I got this little stove at an auction. The tag says The Garrison Two.







It has good firebrick and both of the draft control knobs.  











We cleaned it up and it seems to work great.  






Any tips or tutorials on how to install one of these? Can I go through the wall or do I have to put it through the ceiling? I have quite a bit of pipe and a hearth for it to sit upon.  Could this be ideal for a small hunting cabin?

Thanks again for your time,

Mr. C Jones


----------



## arbutus (Feb 7, 2014)

My inlaws had one of those that was their only heat source for years.  It is still in use by my sister in law in the same home now.
Theirs had a nice soapstone top, but it doesn't look like that was required.  They hardly ever burned with the doors open, but with a good fire there was very little smoke spillage, so you could if you wanted to.

After seeing theirs operate, I would recommend the use of a flue thermometer to keep a handle on temperatures.  You can definitely overfire that stove with a good load of dry wood if you leave the air ports all the way open.

Their chimney ran up through the roof and drew well.


----------



## Mr. C Jones (Feb 7, 2014)

arbutus said:


> Their chimney ran up through the roof and drew well.



Thank you for your reply.  So off the back of this stove i would need a curved pipe like the one from the pics to make the pipe go UP THROUGH the roof?  Is going straight through the wall possible, or will it not draw unless the piping goes UP?


----------



## arbutus (Feb 7, 2014)

I was just commenting on their installation.  Straight through the wall, into a supported tee or elbow, then up past the roof the required amount *should* be possible.  Draft depends on how hot you burn, outdoor air temperature, wind and nearby obstacles, and chimney height.

If you aren't familiar with chimney installation, do some searching and reading here, and make sure your installation is safe.

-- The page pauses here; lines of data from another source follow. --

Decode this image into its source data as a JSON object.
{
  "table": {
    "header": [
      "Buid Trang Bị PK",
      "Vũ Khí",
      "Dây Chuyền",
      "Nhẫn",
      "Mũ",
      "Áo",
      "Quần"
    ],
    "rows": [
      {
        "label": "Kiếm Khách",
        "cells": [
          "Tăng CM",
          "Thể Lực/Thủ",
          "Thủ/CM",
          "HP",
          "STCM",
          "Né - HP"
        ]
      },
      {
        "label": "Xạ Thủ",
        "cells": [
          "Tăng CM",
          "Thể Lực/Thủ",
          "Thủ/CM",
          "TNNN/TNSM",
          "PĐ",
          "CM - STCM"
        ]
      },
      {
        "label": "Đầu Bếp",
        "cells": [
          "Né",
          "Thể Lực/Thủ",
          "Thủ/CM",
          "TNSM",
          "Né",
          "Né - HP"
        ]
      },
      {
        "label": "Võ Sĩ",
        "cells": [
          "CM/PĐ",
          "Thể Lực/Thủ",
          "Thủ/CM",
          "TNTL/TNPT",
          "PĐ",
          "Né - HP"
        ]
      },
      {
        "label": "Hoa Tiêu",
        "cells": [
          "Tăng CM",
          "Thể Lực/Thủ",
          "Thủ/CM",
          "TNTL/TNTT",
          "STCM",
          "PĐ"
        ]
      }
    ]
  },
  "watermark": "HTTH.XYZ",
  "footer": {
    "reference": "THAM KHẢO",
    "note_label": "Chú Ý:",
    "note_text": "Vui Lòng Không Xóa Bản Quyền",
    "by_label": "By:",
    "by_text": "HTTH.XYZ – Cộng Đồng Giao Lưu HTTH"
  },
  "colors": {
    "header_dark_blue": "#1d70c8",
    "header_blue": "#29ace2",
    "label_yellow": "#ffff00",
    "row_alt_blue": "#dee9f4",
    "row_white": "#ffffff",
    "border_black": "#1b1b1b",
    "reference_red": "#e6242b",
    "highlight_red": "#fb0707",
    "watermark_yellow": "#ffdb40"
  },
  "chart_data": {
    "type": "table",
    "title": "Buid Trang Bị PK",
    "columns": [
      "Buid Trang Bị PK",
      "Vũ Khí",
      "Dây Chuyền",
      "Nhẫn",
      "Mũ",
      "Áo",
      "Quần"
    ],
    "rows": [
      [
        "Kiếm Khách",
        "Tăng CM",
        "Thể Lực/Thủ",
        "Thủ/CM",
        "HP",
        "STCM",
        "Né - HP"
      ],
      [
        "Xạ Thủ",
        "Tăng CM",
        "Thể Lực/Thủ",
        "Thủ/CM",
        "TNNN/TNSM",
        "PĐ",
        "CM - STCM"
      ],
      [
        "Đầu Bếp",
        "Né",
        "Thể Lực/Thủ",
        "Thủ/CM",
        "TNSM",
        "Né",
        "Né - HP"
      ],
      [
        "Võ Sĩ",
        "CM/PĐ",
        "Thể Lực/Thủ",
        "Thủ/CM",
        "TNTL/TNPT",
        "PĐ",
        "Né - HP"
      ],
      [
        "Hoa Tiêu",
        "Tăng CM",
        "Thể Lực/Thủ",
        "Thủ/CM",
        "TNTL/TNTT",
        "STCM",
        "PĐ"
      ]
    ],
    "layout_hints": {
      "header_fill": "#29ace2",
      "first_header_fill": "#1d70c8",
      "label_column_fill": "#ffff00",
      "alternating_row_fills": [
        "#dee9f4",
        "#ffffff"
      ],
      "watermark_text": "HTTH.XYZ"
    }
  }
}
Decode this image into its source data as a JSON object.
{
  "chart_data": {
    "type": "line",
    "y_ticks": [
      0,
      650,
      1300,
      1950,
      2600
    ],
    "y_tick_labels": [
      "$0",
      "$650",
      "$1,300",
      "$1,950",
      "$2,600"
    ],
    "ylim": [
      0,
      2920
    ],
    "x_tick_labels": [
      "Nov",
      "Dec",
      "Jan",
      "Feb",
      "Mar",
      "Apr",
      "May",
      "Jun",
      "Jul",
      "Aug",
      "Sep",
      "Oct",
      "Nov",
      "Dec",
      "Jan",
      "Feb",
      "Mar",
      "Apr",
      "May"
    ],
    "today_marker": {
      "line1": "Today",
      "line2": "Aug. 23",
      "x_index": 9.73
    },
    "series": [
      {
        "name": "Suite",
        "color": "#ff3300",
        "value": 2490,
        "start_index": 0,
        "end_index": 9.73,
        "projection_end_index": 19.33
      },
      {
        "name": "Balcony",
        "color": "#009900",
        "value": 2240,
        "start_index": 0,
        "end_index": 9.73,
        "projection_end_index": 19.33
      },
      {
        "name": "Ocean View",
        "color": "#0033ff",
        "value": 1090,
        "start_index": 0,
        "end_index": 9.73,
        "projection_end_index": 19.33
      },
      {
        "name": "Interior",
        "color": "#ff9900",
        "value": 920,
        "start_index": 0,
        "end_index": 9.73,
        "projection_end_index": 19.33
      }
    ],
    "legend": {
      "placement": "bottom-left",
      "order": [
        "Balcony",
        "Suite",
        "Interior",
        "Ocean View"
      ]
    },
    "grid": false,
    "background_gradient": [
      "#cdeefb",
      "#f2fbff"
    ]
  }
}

Outside, through the wall or ceiling, and above the ceiling you should have class A chimney, inside you can use either single or double wall stove pipe.  Maintain proper clearances, use proper thimbles and insulation blocking, and you will be fine.


----------



## Sugar Island Bob (Feb 15, 2014)

Mr. C Jones said:


> I got this little stove at an auction. The tag says The Garrison Two.
> 
> 
> 
> ...


I


----------



## Sugar Island Bob (Feb 15, 2014)

I have the exact same stove burning right now in my shop.  Picked it up used and rusted for $50 a few years ago, got rid of the rust and put some paint on just like you did.  I use it everyday, during the winter.  It's like a friend all winter


----------